The NICU at St. Joseph's now has a special area to care for all NAS babies. They need to be held, and wrapped, and they can't be exposed to bright lights or noise. The hospital decided it was best to have a separate area for those newborns within the NICU.

30-year-old Monique Rawls was 15-years-old when she was diagnosed with Sickle Cell Disease. She's been on chronic pain medications for more than a decade, and all of them are legally prescribed.

"The pain be so bad," Rawls says.

She's a mother to four little girls, inlcuding one set of twins. And with a doctor's supervision, she took opiates throughout all of her pregnancies.



"It's no other choice, but the pain medicine. It's no other choice. Like I said, I would be at home suffering and who wants to be at home suffering, pregnant?" Rawls said.

Rawls says she's not addicted to the pain medication, but her youngest daughter, born two years ago, was born dependent.

"A lot of diarrhea, a lot of crying...shaking," she remembers. "She was addicted to it. They had to give her morphine to calm her down to, you know, manage withdrawal and get her off of it."

And while she's a happy, healthy little girl now, Rawls admits she doesn't know that the future will hold -- and some doctors say they don't know either.



"I think this is a very important area of research and the research is starting to come out and I don't think anyone can really provide us with evidence of the long-term affects of this.
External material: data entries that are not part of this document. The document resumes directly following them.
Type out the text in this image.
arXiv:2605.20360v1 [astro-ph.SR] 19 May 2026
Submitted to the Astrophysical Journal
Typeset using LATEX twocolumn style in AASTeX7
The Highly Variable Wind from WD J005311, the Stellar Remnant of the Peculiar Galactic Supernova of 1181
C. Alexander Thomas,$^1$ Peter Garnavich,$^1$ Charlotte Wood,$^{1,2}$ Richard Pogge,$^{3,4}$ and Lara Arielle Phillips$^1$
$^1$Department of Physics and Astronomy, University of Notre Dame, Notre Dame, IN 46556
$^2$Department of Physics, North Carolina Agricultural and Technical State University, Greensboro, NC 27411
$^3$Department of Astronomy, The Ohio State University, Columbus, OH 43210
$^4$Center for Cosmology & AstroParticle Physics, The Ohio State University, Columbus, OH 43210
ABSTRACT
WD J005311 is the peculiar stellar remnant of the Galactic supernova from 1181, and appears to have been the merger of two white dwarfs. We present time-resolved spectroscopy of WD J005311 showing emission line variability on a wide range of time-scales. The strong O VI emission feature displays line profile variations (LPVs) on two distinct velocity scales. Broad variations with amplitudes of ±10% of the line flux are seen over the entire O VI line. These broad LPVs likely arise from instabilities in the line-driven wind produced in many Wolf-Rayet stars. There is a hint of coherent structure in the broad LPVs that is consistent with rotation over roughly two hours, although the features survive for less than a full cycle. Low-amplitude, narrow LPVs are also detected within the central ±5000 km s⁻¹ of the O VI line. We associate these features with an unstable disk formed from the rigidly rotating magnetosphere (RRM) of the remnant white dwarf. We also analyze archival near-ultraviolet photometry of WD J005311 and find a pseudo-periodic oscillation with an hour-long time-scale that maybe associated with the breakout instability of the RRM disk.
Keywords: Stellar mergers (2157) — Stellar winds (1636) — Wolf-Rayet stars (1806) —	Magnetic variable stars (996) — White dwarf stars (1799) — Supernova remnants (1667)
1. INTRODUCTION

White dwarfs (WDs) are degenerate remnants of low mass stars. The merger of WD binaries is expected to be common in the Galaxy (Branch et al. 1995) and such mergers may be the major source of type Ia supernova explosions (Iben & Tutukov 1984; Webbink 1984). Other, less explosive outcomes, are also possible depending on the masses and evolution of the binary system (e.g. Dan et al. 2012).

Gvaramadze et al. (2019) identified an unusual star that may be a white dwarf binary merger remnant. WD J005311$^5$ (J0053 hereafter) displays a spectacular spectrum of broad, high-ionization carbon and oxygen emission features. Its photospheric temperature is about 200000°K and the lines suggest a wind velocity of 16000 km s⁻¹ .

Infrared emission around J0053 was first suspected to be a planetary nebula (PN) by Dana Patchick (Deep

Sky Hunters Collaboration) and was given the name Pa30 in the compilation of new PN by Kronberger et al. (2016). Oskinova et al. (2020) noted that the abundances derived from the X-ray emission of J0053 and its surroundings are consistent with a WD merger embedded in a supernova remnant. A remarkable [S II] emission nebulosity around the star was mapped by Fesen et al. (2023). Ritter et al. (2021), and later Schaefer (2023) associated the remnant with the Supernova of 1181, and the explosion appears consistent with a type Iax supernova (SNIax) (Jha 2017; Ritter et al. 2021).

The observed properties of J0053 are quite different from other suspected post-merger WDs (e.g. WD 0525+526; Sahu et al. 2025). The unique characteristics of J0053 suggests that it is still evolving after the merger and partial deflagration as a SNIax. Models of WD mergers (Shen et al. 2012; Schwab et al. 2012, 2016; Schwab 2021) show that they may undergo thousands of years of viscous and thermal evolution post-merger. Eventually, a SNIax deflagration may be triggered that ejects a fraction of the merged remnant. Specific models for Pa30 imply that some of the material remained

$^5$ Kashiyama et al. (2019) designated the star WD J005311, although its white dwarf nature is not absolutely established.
There's just no research out there," says Dr. Cresta Jones.

Dr. Jones works with addicted moms during their pregnancies at Froedtert Hospital. She says prescription drug abuse is a growing epidemic across the country, and especially in Wisconsin.

"We are seeing teenagers. We are seeing house homemakers. We are seeing women coming from all different walks of life," Dr. Jones says.

She says 70 percent of chronic opiate users will have a baby that is born dependent. On average, it costs about $40,000-50,000  to get them clean and healthy, according to a study by the University of Michigan. Sometimes the newborns spend months in a NICU.



"It's a problem that neonatologists across the country and throughout the world are dealing with better now than previously, but it's one right now that doesn't have a solution," says Dr. Ragatz.

Gulbrandson says her daughter Brianna was one of the lucky ones.

"When I was going through those withdrawals she was as well. And that was like the scary part," she recalls.

But her baby girl was born free and clear of any dependence. Gulbrandson managed to completely detox while in jail -- a risky move that could have jeopardized her baby's life.

"She's a miracle that she lived through that...and then to come out... I mean you couldn't describe perfect any better," Gulbrandson says. "It's really a blessing."

But for the thousands of babies born with addiction, their futures are more uncertain. That's part of the reason why St. Joseph's hospital now runs a special program to follow-up with families to see how dependent babies are faring as they grow up.

"We wanna know how they turn out and we want to know if there is something we can do for them to help them turn out the best they can," Dr. Ragatz says.